しかし、この段階では、電源の電流の質が、デジタル回線に与える影響を排除できない。
そしてアンプとスピーカーとの結線はアナログのままである。
さらに言えば、CDからダイレクトに音を読み取り、リアルタイムで発信することは、CDからの読み取りが回転系を使用していて、回転システム自体がノイズの源泉になるし、読み取り誤謬の補正回路も必要としていて、CDの情報そのものをデジタル信号としてピュアーに取り出せていなかったと言える。
すでにiPodの登場、特にnano以降に明らかになったことは、すべての回転系をなくし、今日で言えばSSDにあたる固定素子に信号を記録し、しかも家庭用電源から切り離された、充電池による作動となった時に、音質は格段に上昇するということであった(iPod Classicはまだ回転系のハードディスクのようなものに依存していたといえる)。
この結果、驚くべきことに、一切のデジタル画面表示すらない、小さなiPod miniが一番音質がいいということになっていた。
更に進んだ形は、今度はアンプとスピーカーの間の結線をアナログ金属ケーブルではなく、光ケーブルかBluetoothの無線接続にしてしまうことであったと言える。
AVスピーカーの製品によっては、Blue-rayプレーヤーからスピーカーへの結線を光ケーブル化し、スピーカー内部にDAC(デジタル→アナログ変換装置)とアンプを内蔵した製品もある。
ここまで至ると、原理的には完全にデジタルノイズの影響から逃れる。
ただし、Bluetooth無線接続の場合には、一定の規格で音を飛ばす関係上、音切れをおこさないための接続上の妥協点(僅かな遅延など)があるともいえる。
ところが、では光ケーブルのほうが、Bluetoothより絶対有利かというとそうは言えず、グラスファイバケーブルの純度、そしてどういうわけか皮膜によって音が変わるという現象があるようだ。
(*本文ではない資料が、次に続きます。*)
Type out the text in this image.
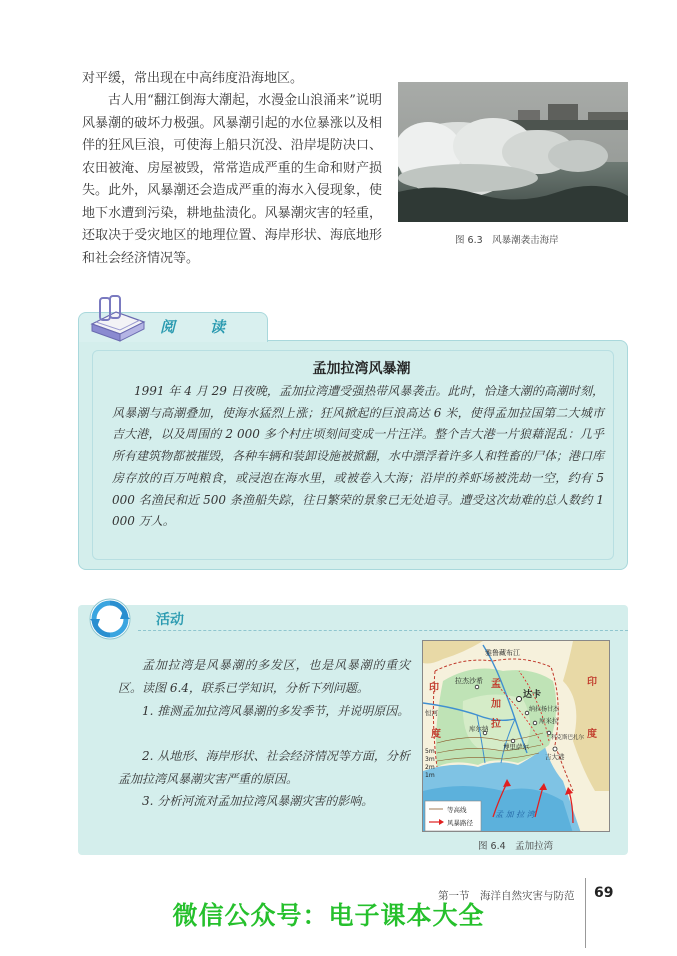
对平缓，常出现在中高纬度沿海地区。

古人用“翻江倒海大潮起，水漫金山浪涌来”说明风暴潮的破坏力极强。风暴潮引起的水位暴涨以及相伴的狂风巨浪，可使海上船只沉没、沿岸堤防决口、农田被淹、房屋被毁，常常造成严重的生命和财产损失。此外，风暴潮还会造成严重的海水入侵现象，使地下水遭到污染，耕地盐渍化。风暴潮灾害的轻重，还取决于受灾地区的地理位置、海岸形状、海底地形和社会经济情况等。

图 6.3　风暴潮袭击海岸
阅　读
孟加拉湾风暴潮

1991 年 4 月 29 日夜晚，孟加拉湾遭受强热带风暴袭击。此时，恰逢大潮的高潮时刻，风暴潮与高潮叠加，使海水猛烈上涨；狂风掀起的巨浪高达 6 米，使得孟加拉国第二大城市吉大港，以及周围的 2 000 多个村庄顷刻间变成一片汪洋。整个吉大港一片狼藉混乱：几乎所有建筑物都被摧毁，各种车辆和装卸设施被掀翻，水中漂浮着许多人和牲畜的尸体；港口库房存放的百万吨粮食，或浸泡在海水里，或被卷入大海；沿岸的养虾场被洗劫一空，约有 5 000 名渔民和近 500 条渔船失踪，往日繁荣的景象已无处追寻。遭受这次劫难的总人数约 1 000 万人。

活动

孟加拉湾是风暴潮的多发区，也是风暴潮的重灾区。读图 6.4，联系已学知识，分析下列问题。

1. 推测孟加拉湾风暴潮的多发季节，并说明原因。

2. 从地形、海岸形状、社会经济情况等方面，分析孟加拉湾风暴潮灾害严重的原因。

3. 分析河流对孟加拉湾风暴潮灾害的影响。

雅鲁藏布江
印
度
印
度
拉杰沙希 孟
加
拉
达卡
纳拉扬甘杰
库米拉
库尔纳
博里萨尔
吉大港
科克斯巴扎尔
恒河
孟 加 拉 湾
5m
3m
2m
1m
等高线
风暴路径
图 6.4　孟加拉湾
第一节　海洋自然灾害与防范 69
微信公众号：电子课本大全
トスリンクにも品質の違いがあるということだ。実際、光ケーブルにはかなりの価格差があり、アナログカートリッジの老舗、オルトフォンも高級品を販売している。
ただ、現実的に言って、特にハイレゾ規格にこだわらず、CD規格(Appleでいえばロスレス)の音源であっても、内蔵充電池による携帯機器(androidやiPhoneを含む)のBluetoothの、しかもaptx、LDACのような新しい規格による伝達が一番音がいいということにある。
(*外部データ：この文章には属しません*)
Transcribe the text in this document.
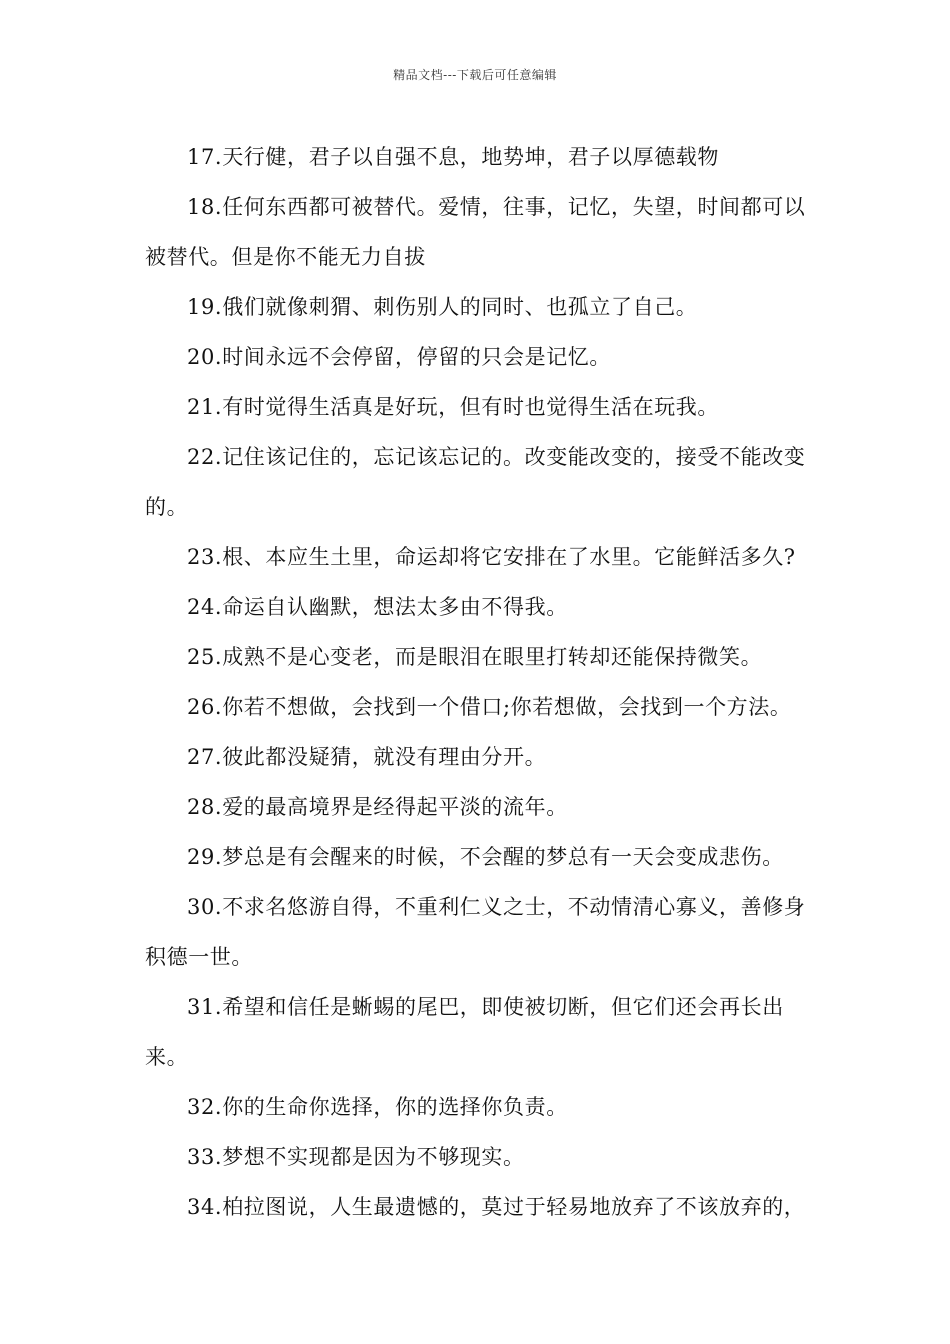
精品文档---下载后可任意编辑

17.天行健，君子以自强不息，地势坤，君子以厚德载物

18.任何东西都可被替代。爱情，往事，记忆，失望，时间都可以被替代。但是你不能无力自拔

19.俄们就像刺猬、刺伤别人的同时、也孤立了自己。

20.时间永远不会停留，停留的只会是记忆。

21.有时觉得生活真是好玩，但有时也觉得生活在玩我。

22.记住该记住的，忘记该忘记的。改变能改变的，接受不能改变的。

23.根、本应生土里，命运却将它安排在了水里。它能鲜活多久?

24.命运自认幽默，想法太多由不得我。

25.成熟不是心变老，而是眼泪在眼里打转却还能保持微笑。

26.你若不想做，会找到一个借口;你若想做，会找到一个方法。

27.彼此都没疑猜，就没有理由分开。

28.爱的最高境界是经得起平淡的流年。

29.梦总是有会醒来的时候，不会醒的梦总有一天会变成悲伤。

30.不求名悠游自得，不重利仁义之士，不动情清心寡义，善修身积德一世。

31.希望和信任是蜥蜴的尾巴，即使被切断，但它们还会再长出来。

32.你的生命你选择，你的选择你负责。

33.梦想不实现都是因为不够现实。

34.柏拉图说，人生最遗憾的，莫过于轻易地放弃了不该放弃的，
もっとも、スマホの場合も、wi-fiや4G、5G等のデジタル回線とBluetoothが共存しているという点で、互いの干渉要素はあるし、Bluetooth機器が密集する群衆の中では、互いの干渉により、音切れが生じやすくなるという問題は残る。
だが、少なくとも、携帯端末において、ヘッドフォン、イヤフォンまでの音の接続が、旧来のアナログケーブルではなく、Bluetooth無線接続による方が、比較にならないほと音がいいということは、もっと認識されてもいいと思う。
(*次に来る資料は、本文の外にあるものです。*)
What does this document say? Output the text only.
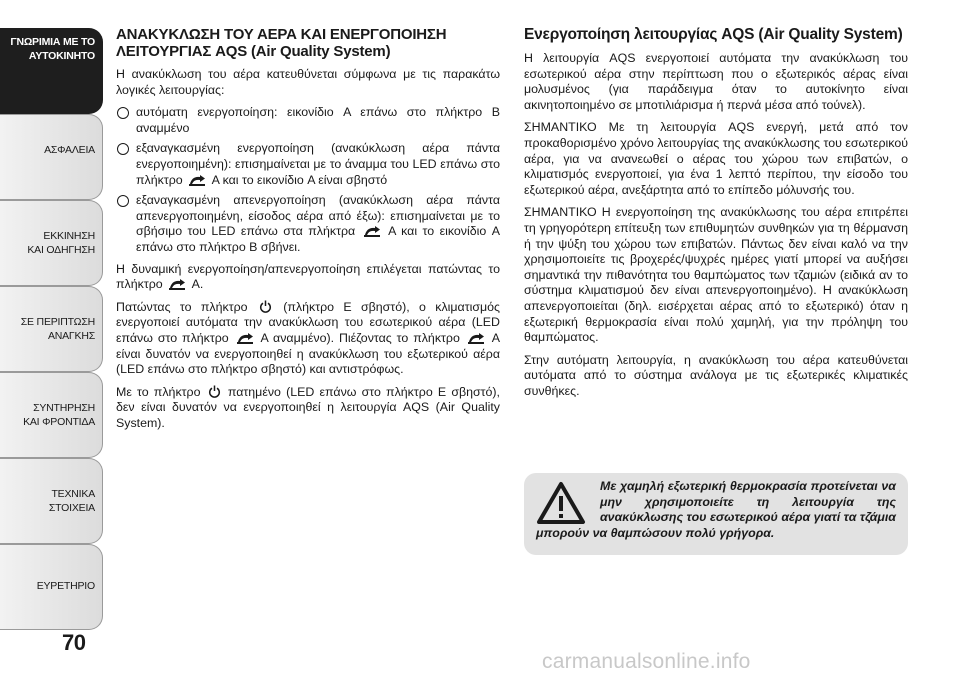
ΓΝΩΡΙΜΙΑ ΜΕ ΤΟ
ΑΥΤΟΚΙΝΗΤΟ
ΑΣΦΑΛΕΙΑ
ΕΚΚΙΝΗΣΗ
ΚΑΙ ΟΔΗΓΗΣΗ
ΣΕ ΠΕΡΙΠΤΩΣΗ
ΑΝΑΓΚΗΣ
ΣΥΝΤΗΡΗΣΗ
ΚΑΙ ΦΡΟΝΤΙΔΑ
ΤΕΧΝΙΚΑ
ΣΤΟΙΧΕΙΑ
ΕΥΡΕΤΗΡΙΟ
70
ΑΝΑΚΥΚΛΩΣΗ ΤΟΥ ΑΕΡΑ ΚΑΙ ΕΝΕΡΓΟΠΟΙΗΣΗ ΛΕΙΤΟΥΡΓΙΑΣ AQS (Air Quality System)

Η ανακύκλωση του αέρα κατευθύνεται σύμφωνα με τις παρακάτω λογικές λειτουργίας:

αυτόματη ενεργοποίηση: εικονίδιο A επάνω στο πλήκτρο B αναμμένο
εξαναγκασμένη ενεργοποίηση (ανακύκλωση αέρα πάντα ενεργοποιημένη): επισημαίνεται με το άναμμα του LED επάνω στο πλήκτρο A και το εικονίδιο A είναι σβηστό
εξαναγκασμένη απενεργοποίηση (ανακύκλωση αέρα πάντα απενεργοποιημένη, είσοδος αέρα από έξω): επισημαίνεται με το σβήσιμο του LED επάνω στα πλήκτρα	A και το εικονίδιο A επάνω στο πλήκτρο B σβήνει.

Η δυναμική ενεργοποίηση/απενεργοποίηση επιλέγεται πατώντας το πλήκτρο A.

Πατώντας το πλήκτρο	(πλήκτρο E σβηστό), ο κλιματισμός ενεργοποιεί αυτόματα την ανακύκλωση του εσωτερικού αέρα (LED επάνω στο πλήκτρο	A αναμμένο). Πιέζοντας το πλήκτρο	A είναι δυνατόν να ενεργοποιηθεί η ανακύκλωση του εξωτερικού αέρα (LED επάνω στο πλήκτρο σβηστό) και αντιστρόφως.

Με το πλήκτρο πατημένο (LED επάνω στο πλήκτρο E σβηστό), δεν είναι δυνατόν να ενεργοποιηθεί η λειτουργία AQS (Air Quality System).

Ενεργοποίηση λειτουργίας AQS (Air Quality System)

Η λειτουργία AQS ενεργοποιεί αυτόματα την ανακύκλωση του εσωτερικού αέρα στην περίπτωση που ο εξωτερικός αέρας είναι μολυσμένος (για παράδειγμα όταν το αυτοκίνητο είναι ακινητοποιημένο σε μποτιλιάρισμα ή περνά μέσα από τούνελ).

ΣΗΜΑΝΤΙΚΟ Με τη λειτουργία AQS ενεργή, μετά από τον προκαθορισμένο χρόνο λειτουργίας της ανακύκλωσης του εσωτερικού αέρα, για να ανανεωθεί ο αέρας του χώρου των επιβατών, ο κλιματισμός ενεργοποιεί, για ένα 1 λεπτό περίπου, την είσοδο του εξωτερικού αέρα, ανεξάρτητα από το επίπεδο μόλυνσής του.

ΣΗΜΑΝΤΙΚΟ Η ενεργοποίηση της ανακύκλωσης του αέρα επιτρέπει τη γρηγορότερη επίτευξη των επιθυμητών συνθηκών για τη θέρμανση ή την ψύξη του χώρου των επιβατών. Πάντως δεν είναι καλό να την χρησιμοποιείτε τις βροχερές/ψυχρές ημέρες γιατί μπορεί να αυξήσει σημαντικά την πιθανότητα του θαμπώματος των τζαμιών (ειδικά αν το σύστημα κλιματισμού δεν είναι απενεργοποιημένο). Η ανακύκλωση απενεργοποιείται (δηλ. εισέρχεται αέρας από το εξωτερικό) όταν η εξωτερική θερμοκρασία είναι πολύ χαμηλή, για την πρόληψη του θαμπώματος.

Στην αυτόματη λειτουργία, η ανακύκλωση του αέρα κατευθύνεται αυτόματα από το σύστημα ανάλογα με τις εξωτερικές κλιματικές συνθήκες.

Με χαμηλή εξωτερική θερμοκρασία προτείνεται να μην χρησιμοποιείτε τη λειτουργία της ανακύκλωσης του εσωτερικού αέρα γιατί τα τζάμια μπορούν να θαμπώσουν πολύ γρήγορα.
carmanualsonline.info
現在のiPhoneでは、そもそもステレオミニプラグによるヘッドフォン、イヤフォンまでの有線接続がデフォルトでは廃止されている。
Bluetooth接続は、単に結線は邪魔にならない、機器から相当程度離れてもイヤフォン、ヘッドフォンに音が届くという便益でだけではないのである。
安価であるにもかかわらず、原理的には最高のオーディオ環境ではなかろうか。